27 JUN 2016
Security researchers are warning of a new ransomware family from the authors of Locky and Dridex, charging victims $2000 to get their files back.
The so-called “Bart” ransomware encrypts a target’s files before even connecting to its C&C server, according to Proofpoint.
It’s apparently available in multiple languages including English, Italian, French and German and is designed to avoid infecting Russian, Ukrainian, and Belorussian users, which may hint at its origins.
So far, it has largely targeted US users, although this is unlikely to last for long, according to Proofpoint.
Bart demands victims pay up to the tune of three Bitcoins, equivalent to around $2000, which is significantly higher than most similar malware around today.
Its payment portal is almost identical to that of the infamous Locky ransomware and, like Locky and Dridex, it downloads RockLoader first, which then in turn downloads the final payload.
There’s also a certain amount of code-sharing between Locky and Bart, Proofpoint claimed.

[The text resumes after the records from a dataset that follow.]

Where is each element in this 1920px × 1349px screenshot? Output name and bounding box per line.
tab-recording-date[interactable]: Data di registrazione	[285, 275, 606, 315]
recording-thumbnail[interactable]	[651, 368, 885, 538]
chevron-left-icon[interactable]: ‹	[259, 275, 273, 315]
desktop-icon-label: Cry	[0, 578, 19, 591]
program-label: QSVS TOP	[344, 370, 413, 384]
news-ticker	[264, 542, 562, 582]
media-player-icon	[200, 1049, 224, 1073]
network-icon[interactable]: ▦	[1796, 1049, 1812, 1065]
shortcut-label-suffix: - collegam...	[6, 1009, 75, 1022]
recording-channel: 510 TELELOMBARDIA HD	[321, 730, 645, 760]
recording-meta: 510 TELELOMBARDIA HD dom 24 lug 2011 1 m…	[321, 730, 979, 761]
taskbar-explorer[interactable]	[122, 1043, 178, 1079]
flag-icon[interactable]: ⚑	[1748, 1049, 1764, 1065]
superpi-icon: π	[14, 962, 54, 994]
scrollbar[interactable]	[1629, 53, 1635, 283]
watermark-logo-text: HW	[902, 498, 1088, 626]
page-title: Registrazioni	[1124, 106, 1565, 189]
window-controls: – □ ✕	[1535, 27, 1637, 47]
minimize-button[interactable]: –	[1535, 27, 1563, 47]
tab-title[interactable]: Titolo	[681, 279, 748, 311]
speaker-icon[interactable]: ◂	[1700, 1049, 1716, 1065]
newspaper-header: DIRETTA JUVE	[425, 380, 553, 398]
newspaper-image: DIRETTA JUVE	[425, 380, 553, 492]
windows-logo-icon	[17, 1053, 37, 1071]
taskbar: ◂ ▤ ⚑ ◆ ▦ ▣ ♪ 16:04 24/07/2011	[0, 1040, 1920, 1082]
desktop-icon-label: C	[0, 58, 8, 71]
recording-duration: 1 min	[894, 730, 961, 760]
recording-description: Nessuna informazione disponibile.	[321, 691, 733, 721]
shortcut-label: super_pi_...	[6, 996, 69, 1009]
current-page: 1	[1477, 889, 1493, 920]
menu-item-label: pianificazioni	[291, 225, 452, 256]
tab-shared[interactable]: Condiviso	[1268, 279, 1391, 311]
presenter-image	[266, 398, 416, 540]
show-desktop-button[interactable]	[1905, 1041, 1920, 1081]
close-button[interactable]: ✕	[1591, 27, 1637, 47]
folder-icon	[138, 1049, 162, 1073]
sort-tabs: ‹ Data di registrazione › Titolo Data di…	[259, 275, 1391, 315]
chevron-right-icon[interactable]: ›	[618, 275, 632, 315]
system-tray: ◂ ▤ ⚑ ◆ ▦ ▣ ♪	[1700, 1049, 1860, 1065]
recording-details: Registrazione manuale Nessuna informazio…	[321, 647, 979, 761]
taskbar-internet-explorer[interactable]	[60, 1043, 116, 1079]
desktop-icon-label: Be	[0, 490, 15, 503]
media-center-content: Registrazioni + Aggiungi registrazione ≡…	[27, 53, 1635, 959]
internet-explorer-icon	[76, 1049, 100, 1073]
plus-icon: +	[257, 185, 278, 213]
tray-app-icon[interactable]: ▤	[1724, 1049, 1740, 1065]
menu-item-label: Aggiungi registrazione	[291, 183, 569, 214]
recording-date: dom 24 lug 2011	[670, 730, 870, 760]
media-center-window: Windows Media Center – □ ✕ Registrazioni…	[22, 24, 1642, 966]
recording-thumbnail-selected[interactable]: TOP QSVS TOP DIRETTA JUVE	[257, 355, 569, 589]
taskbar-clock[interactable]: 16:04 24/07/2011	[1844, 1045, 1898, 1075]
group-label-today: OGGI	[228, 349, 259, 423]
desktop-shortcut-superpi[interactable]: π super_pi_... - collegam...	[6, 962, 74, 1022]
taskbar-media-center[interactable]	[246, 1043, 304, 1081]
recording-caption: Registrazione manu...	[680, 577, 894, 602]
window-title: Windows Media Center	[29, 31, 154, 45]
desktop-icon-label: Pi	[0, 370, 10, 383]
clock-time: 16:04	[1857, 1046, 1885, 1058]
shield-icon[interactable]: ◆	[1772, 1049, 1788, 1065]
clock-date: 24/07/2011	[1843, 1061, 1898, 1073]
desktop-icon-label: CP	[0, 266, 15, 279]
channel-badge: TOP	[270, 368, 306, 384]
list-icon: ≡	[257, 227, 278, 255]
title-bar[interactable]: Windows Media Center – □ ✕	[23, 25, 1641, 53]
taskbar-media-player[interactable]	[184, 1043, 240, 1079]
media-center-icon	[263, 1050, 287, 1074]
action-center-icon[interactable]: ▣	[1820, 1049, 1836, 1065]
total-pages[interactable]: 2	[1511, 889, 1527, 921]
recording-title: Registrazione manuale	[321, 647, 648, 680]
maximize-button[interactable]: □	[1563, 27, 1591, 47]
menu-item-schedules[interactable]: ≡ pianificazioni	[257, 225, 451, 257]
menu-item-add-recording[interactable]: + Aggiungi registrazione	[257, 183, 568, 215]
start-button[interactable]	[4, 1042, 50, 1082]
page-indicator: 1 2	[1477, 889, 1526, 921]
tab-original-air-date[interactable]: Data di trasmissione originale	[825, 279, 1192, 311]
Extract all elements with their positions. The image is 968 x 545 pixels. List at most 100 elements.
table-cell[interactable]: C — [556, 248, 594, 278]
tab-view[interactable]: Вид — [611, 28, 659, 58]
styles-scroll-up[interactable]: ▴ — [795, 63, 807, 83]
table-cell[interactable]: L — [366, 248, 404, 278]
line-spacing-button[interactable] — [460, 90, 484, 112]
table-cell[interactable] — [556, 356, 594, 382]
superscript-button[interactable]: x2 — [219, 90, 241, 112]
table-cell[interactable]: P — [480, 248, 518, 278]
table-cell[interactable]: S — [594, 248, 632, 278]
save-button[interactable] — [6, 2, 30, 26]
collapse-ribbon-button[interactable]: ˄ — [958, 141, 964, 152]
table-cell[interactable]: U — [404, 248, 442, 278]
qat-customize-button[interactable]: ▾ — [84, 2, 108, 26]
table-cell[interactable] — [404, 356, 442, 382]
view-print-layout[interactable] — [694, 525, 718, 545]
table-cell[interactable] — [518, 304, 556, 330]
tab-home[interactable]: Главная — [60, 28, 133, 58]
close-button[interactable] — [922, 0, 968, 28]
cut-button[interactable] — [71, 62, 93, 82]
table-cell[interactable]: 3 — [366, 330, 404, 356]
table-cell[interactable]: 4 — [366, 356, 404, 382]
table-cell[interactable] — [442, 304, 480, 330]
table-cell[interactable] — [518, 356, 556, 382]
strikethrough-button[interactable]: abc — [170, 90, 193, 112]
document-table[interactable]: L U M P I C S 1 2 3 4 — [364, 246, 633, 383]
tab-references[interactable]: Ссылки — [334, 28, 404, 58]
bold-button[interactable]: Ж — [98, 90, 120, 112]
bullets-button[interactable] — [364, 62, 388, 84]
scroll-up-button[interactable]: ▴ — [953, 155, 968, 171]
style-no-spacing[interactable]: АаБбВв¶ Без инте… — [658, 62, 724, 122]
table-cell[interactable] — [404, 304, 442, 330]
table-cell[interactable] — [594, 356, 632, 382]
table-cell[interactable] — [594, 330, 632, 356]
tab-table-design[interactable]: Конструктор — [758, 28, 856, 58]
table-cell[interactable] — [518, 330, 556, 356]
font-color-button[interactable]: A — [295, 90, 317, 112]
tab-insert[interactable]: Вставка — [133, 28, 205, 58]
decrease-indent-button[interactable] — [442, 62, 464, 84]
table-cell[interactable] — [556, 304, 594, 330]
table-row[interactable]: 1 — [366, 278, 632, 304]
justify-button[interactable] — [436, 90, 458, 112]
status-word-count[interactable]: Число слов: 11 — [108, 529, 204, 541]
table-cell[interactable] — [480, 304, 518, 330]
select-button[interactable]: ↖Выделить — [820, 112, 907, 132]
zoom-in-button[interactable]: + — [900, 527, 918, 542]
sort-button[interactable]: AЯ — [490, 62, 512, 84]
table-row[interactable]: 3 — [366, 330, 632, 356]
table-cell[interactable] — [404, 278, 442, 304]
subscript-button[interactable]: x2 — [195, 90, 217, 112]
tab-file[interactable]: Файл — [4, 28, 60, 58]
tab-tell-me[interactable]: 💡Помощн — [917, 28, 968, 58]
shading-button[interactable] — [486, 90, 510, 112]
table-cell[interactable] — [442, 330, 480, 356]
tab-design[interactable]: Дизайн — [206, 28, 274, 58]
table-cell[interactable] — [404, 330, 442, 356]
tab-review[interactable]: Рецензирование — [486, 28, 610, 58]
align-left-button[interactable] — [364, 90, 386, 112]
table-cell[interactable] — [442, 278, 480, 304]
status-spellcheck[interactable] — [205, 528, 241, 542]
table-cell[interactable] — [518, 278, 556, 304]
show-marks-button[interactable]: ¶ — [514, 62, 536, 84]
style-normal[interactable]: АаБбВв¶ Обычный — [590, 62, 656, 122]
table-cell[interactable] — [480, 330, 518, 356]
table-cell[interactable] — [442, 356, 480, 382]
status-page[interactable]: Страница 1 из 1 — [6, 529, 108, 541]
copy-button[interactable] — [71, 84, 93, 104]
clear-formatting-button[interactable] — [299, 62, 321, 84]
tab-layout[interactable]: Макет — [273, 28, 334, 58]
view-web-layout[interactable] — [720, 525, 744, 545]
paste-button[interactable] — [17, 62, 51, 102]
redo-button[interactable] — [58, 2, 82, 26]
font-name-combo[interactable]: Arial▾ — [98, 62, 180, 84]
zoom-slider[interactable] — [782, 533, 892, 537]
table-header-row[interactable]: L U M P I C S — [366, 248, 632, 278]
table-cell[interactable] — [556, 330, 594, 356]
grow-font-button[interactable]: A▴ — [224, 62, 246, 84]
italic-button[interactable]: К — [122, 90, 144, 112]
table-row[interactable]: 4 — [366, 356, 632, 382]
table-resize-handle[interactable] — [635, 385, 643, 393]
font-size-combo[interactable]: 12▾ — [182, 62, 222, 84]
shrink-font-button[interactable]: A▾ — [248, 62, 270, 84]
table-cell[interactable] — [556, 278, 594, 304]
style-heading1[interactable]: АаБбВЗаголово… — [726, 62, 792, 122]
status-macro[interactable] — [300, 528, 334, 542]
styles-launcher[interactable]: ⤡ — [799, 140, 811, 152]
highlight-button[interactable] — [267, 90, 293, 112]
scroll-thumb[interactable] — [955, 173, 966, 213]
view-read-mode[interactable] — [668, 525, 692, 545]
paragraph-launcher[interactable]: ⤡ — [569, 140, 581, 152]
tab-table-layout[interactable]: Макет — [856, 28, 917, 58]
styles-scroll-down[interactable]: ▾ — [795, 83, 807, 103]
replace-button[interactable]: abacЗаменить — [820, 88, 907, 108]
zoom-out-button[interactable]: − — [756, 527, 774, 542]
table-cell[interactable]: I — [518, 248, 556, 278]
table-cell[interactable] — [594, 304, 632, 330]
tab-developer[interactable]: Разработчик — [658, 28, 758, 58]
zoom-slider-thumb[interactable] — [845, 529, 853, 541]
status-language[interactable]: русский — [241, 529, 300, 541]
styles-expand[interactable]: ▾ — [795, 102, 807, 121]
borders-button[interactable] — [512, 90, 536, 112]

“It does not appear to have any network communication mechanism with a command and control server,” the firm continued, in a blog post. “Instead, the necessary information about infected machines is likely passed to the payment server in the URL ‘id’ parameter. The malware is using the open source WProtect for code virtualization.”
Proofpoint warned that because it doesn’t need to connect to a C&C server, Bart might “be able to encrypt PCs behind corporate firewalls that would otherwise block such traffic.”
“Thus, organizations need to ensure that Bart is blocked at the email gateway using rules that block zipped executables,” the security firm concluded.
The ransomware epidemic continues to grow and spread globally. Security vendor Trend Micro claimed last week that it has blocked 100 million such threats for its customers in the past six months alone, and Kaspersky Lab said the number of users exposed to crypto-ransomware jumped more than five-fold from 2014 to 2016.